If the function $f:\mathbb{R} \to \mathbb{R}$ is a piecewise polynomial on interval $\mathbb{R}$, it is called a spline on $\mathbb{R}$. The points where the polynomial changes are called knots.

Explanation

As can be seen from the definition, a spline does not have to be a continuous function. The following function $f$ is an example of a spline.

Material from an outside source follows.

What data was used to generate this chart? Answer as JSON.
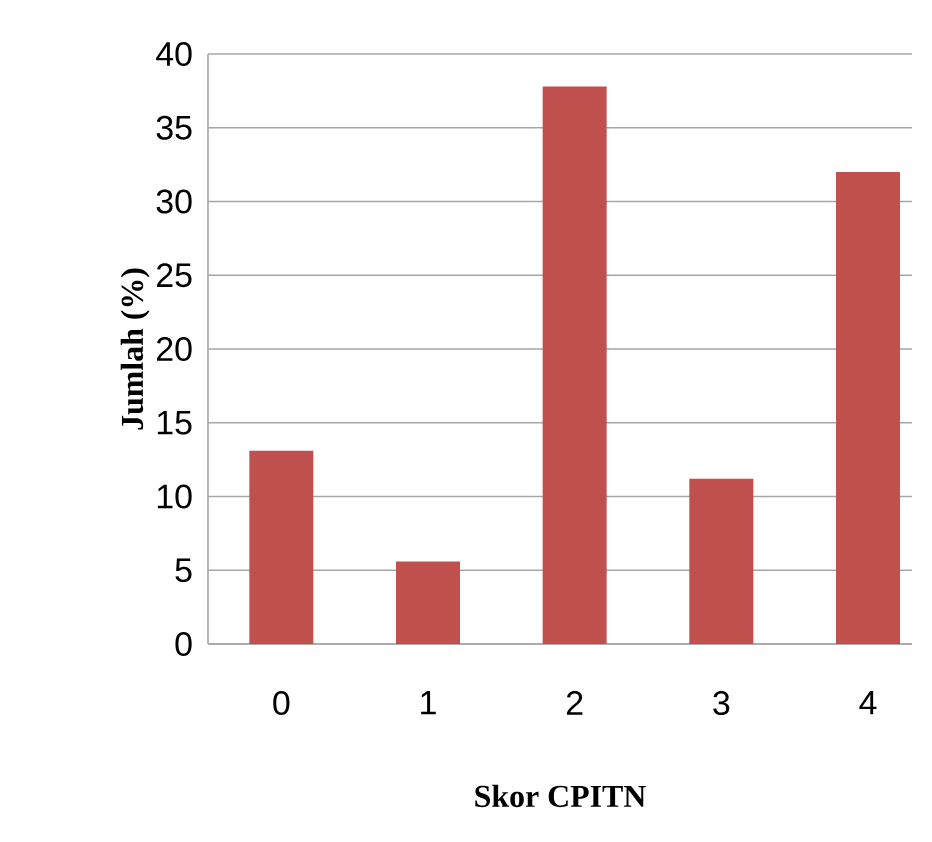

$$ f(x) = \begin{cases} 0 & x\in[\infty,0] \\ 2x^{2}&x\in(0,1] \\ 2-x & x\in (1,4] \\ \frac{1}{16}x^{3} & x\in(4,\infty] \end{cases} $$

In the above case, $x=0$, $x=1$, and $x=4$ are knots. A B-spline is a spline with good properties. A $B$-B-spline $N_{1}$ is defined using the indicator function on interval $[0,1]$ as follows:

$$ N_{1}(x) :=\chi_{[0,1]}(x)\quad , x\in \mathbb{R} $$

And for $m \in \mathbb{N}$, B-spline $N_{m+1}$ is defined as follows:

$$ \begin{equation} N_{m+1}(x) := (N_{m} * N_{1})(x)\end{equation} $$

Here, $\ast$ is a convolution. $m$ is called the order of the B-spline $N_{m}$. By definition $(1)$, the following is true:

$$ \begin{align*} N_{m} =&\ N_{m-1}*N_{1} \\ =&\ N_{m-2}*N_{1}*N_{1} \\ =&\ N_{m-3}*N_{1}*N_{1}*N_{1} \\ =&\ \underbrace{N_{1}N_{1}N_{1}\cdotsN_{1}}_{m} \end{align} $$

Also, from the definition of $N_{1}$ and convolution, the following formula holds true:

$$ N_{m+1}(x)=\int _{-\infty} ^{\infty}N_{m}(x-t)N_{1}(t)dt=\int_{0}^{1}N_{m}(x-t)dt $$

The picture below shows the graphs of $N_{2}$ and $N_{3}$ from left to right.

Properties

A B-spline of order $m\in \mathbb{N}$ satisfies the following properties:

(a) $\mathrm{supp}N_{m}=[0,m]$ $\text{and}$ $N_{m}(x)>0 \text{ for } x\in(0,m) $

(b) $\displaystyle \int _{-\infty} ^{\infty} N_{m}(x)dx=1$

(c) For $m\ge 2$, the following formula holds true:

$$ \begin{equation} \sum \limits_{k \in \mathbb{Z}} N_{m}(x-k)=1,\quad \forall x\in \mathbb{R} \end{equation} $$

(c’) When $m=1$, the above formula holds true for $x\in \mathbb{R}\setminus \mathbb{Z}$.